Die Kampagne, die wächst, während die Plastik-Berge kleiner werden.

Am Freitag & Samstag (27./ 28.07.2012) werden wir am Münchner Kulturstrand
gemeinsam mit dem Surfer & Künstler Xandi Kreuzeder (Skeleton Sea) nach
einem River Cleaning als „Nachdenkmal“ die Skulptur „Greetings from the River“
gestalten und uns mit dem senegalesischen Umweltkativisten und Musiker Laye
Mansa auch akustisch Gehör verschaffen:  Signale für die „Kunst ohne zu viel
Kunststoff“ zu leben.

Ab 17:00 Präsentation vor Publikum.

Dazu und zum anschließenden Konzert mit Laye Mansa und Filmen zum Thema,
sind alle Umwelt-Interessierten und Engagierten herzlich eingeladen.

Zu den Workshops am Fr und Sa laden wir SchülerInnen zwischen
10 und 14 Jahren ein mitzumachen. (Nach Voranmeldung & in Begleitung)

Programm: http://goo.gl/Mu5AV
Anmeldung: http://goo.gl/h6TX3

Die Vorteile von Plastik (leicht, stabil, überall einsetzbar) haben dazu geführt, dass
es sich heute praktisch überall findet, auch in Bereichen, wo es nicht hingehört und
Gefahren für Mensch, Tier und Umwelt birgt – und dies weltweit.

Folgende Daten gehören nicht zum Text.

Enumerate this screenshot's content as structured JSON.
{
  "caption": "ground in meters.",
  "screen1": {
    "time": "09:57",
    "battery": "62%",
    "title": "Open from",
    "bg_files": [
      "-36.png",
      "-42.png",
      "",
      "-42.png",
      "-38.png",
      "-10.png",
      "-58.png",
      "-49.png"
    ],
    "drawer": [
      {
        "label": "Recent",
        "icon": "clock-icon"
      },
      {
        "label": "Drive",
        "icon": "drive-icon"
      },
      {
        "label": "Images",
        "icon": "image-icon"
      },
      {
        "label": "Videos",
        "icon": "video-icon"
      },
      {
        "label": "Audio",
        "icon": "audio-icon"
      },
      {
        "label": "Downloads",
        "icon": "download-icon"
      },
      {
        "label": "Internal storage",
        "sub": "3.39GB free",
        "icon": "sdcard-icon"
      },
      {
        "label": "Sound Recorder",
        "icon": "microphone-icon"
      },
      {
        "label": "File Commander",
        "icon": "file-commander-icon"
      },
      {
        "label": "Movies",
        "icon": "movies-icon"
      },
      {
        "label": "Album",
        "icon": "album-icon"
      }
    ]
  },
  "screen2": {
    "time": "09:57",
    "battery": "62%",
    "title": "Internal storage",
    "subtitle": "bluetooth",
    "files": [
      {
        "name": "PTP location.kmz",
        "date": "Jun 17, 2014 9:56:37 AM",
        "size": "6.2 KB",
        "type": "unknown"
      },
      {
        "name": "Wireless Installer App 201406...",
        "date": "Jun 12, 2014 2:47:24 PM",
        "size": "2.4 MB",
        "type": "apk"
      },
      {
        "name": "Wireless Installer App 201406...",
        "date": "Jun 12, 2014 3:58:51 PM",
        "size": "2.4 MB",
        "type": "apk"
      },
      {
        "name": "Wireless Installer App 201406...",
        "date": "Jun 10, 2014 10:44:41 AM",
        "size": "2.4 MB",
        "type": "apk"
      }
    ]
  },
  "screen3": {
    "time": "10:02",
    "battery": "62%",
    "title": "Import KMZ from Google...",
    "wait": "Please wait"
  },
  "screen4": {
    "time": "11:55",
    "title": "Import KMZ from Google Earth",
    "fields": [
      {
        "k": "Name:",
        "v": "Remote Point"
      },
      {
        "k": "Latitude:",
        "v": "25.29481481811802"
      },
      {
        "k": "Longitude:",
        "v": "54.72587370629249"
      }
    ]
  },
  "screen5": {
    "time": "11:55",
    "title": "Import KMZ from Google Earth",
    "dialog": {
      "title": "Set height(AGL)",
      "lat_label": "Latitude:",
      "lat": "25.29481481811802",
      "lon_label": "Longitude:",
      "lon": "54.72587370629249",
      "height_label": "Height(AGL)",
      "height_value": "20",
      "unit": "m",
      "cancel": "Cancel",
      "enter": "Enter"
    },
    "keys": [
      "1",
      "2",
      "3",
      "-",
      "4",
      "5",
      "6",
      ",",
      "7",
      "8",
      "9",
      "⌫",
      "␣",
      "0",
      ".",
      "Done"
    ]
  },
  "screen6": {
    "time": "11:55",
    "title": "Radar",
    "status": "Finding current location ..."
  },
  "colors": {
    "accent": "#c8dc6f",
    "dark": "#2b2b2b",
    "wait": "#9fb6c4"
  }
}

Hier möchte das Jane Goodall Institut mit seiner Kampagne ansetzen. Oder noch
besser: Jane Goodalls Roots and Shoots Gruppen (das Programm gibt es derzeit
in 127 Ländern). Wir wollen etwas gegen (zu viel) Plastik tun, vor allem dort, wo es
nicht hingehört oder ersetzbar ist. Events, Projektbeispiele, Aktionsvorschläge,
Wettbewerbe und Upcycling-Aktionen sollen zeigen: Es geht auch anders und es kann
Spaß machen! Der moralische Zeigefinger bleibt unten. Mit unserer Kampagne wollen
wir die Augen öffnen, zum Nach-, Mit-, Umdenken und Mitmachen anregen.

Nach dem Motto:
Re-fuse, Re-duce, Re-use, Re-pair, Re-cycle, Re-think, Up-cycle

Unsere erste Aktion findet zum Schulschluss statt:

Plastik in den Meeren und an den Stränden der Welt:
Solidarität „von Strand zu Strand“ oder besser vom Ufer der Isar zu den Stränden der Welt.

Das ist unser Sommer- und Ferienthema.